Ad ogni passo che Helen compie per conoscere la personalità e i segreti del morto, ella stessa si immerge in una inconsapevole scoperta della propria identità. La giovane ha un carattere introverso, riflessivo e perspicace, una combinazione che ben si adatta all’osservazione della natura, suo passatempo preferito. L’indagine su Emrys, su come egli viveva, sul suo rapporto coi suoi animali domestici e con le poche persone che frequentava, divengono un’indagine sulla natura più criptica, quella umana.
Accanto al realismo a tratti spietato della narrazione, l’autrice inserisce in Quello che voleva essere elementi fantastici perfettamente calati nel quotidiano, tanto che paiono del tutto verosimili e per nulla impossibili. Si tratta della capacità di Helen di conversare con gli animali, che rappresentano i personaggi più saggi e più “umani” del fumetto. Le persone, compresi i genitori di Helen, sono infatti poco più che ombre, asettiche presenze che dimostrano meno empatia delle bestie.
I cani di Emrys chiamano la bambina gast – in gallese “cagna” – che è anche il titolo originale del graphic novel. È significativo come la Swain abbia voluto intitolare il suo libro con il termine con cui la chiamano i cani. Risulta chiaro come il punto di vista del regno animale sia più importante di quello umano in Quello che voleva essere. L’ariete Tup, altra creatura di enorme importanza, figura in veste di assennata guida, un quieto maestro di vita prodigo di sentenze come «l’unica ragione dell’infelicità dell’uomo è che non sa come rimanere tranquillo nella propria stanza.»
La scoperta della verità su Emrys – che non rivelerò per mantenere la suspense – non turba Helen, anzi ne amplifica la curiosità. Proseguendo la lettura si comprende sempre meglio il perché della rarità del suicida e la sua inesorabile voglia di solitudine. Il legame più stretto che Emrys costruisce in vita è certamente quello con la sua fattoria e coi suoi animali, un mondo che è seriamente in pericolo dopo la sua dipartita.
Quello che voleva essere è un fumetto riempito di silenzi e contraddistinto da sequenze dilatate, con ritmi lenti e scene statiche. L’osservazione della natura ha i suoi tempi d’attesa, necessita pazienza e costanza e questo rispecchiano le tavole della Swain, che sono senza didascalie e in gran parte prive di dialoghi. I paesaggi della campagna gallese sono movimentati dalla presenza degli uccelli, che incarnano spiriti liberi come in fondo sono i due protagonisti.

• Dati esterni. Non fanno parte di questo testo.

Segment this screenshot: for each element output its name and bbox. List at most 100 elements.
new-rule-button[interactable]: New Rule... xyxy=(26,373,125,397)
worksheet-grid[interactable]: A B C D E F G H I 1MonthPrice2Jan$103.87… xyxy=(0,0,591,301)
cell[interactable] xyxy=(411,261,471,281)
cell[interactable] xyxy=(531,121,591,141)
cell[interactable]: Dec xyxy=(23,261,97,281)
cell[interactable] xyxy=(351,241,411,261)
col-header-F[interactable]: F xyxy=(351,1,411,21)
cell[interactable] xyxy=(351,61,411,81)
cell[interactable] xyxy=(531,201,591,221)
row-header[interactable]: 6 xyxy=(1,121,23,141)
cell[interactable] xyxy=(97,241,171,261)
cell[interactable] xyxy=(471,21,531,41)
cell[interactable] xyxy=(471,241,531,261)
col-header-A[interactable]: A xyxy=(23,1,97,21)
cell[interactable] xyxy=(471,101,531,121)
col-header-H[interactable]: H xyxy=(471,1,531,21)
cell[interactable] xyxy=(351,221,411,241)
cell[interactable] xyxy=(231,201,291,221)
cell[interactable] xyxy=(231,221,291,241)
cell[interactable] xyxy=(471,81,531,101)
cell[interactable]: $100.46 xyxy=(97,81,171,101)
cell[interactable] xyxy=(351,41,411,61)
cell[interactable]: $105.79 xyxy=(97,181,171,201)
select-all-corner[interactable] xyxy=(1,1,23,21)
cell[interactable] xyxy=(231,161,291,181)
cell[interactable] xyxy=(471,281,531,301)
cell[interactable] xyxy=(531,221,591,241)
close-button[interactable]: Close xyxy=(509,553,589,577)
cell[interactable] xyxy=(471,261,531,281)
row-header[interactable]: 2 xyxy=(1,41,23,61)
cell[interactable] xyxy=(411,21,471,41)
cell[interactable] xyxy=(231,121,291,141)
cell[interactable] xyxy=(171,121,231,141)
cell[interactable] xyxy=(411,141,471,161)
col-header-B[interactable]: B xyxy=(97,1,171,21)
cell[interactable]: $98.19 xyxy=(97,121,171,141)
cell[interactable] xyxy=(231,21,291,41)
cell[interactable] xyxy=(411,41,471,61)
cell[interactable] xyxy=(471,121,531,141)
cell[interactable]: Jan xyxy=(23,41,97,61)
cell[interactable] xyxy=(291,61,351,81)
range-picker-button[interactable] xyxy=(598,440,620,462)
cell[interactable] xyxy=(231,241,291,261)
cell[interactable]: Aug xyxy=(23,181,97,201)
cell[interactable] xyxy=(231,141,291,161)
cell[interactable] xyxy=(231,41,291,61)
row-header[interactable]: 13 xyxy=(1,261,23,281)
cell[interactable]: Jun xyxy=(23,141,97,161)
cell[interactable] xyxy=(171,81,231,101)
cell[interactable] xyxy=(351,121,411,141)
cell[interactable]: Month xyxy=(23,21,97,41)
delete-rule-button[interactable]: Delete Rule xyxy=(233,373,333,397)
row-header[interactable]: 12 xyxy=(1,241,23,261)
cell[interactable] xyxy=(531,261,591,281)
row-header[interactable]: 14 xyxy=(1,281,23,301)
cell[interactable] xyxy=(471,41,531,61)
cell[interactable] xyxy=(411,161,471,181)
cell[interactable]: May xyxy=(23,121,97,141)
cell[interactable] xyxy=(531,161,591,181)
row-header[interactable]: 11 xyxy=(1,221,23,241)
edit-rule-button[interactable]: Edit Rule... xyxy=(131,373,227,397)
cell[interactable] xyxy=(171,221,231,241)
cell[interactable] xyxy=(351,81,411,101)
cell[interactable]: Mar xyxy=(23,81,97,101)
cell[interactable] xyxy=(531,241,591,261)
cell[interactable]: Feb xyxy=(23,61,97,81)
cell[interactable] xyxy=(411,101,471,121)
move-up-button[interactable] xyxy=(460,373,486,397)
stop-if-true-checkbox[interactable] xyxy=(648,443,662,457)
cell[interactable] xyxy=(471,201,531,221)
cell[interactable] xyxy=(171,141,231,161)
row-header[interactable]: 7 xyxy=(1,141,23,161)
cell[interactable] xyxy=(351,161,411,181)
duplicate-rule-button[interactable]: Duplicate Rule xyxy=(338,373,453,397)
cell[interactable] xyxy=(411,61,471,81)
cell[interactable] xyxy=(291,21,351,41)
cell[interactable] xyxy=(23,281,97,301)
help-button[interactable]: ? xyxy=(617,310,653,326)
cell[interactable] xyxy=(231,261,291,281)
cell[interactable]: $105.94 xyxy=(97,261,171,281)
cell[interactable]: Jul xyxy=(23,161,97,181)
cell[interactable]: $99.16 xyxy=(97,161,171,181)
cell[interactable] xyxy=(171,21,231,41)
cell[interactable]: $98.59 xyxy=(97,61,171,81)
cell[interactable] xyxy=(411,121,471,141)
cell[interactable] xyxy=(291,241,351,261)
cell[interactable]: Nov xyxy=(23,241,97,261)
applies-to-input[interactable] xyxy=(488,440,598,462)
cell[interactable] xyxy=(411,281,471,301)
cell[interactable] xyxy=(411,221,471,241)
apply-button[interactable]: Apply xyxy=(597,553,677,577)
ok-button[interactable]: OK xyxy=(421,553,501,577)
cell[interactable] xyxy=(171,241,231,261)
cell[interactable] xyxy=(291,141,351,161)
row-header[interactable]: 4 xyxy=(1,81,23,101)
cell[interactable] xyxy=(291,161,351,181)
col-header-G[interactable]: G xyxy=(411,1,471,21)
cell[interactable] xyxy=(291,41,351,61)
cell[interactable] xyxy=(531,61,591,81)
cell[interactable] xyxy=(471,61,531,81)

Le tavole, realizzate in un bianco e nero a tratti glaciale, sono caratterizzate da una regolarità asfissiante: nove vignette per pagina, senza alcuna eccezione. Lo schema che si ripete richiama l’eterno ciclo della natura, sempre vario ma in sostanza uguale a se stesso. E all’interno di una ripetitività inarrestabile, si colloca la presenza di Emrys, un uomo che voleva essere qualcos’altro e ha avuto la forza di andare contro corrente. Uno spirito solitario, che forse solo con l’ultimo addio è riuscito a raggiungere Quello che voleva essere.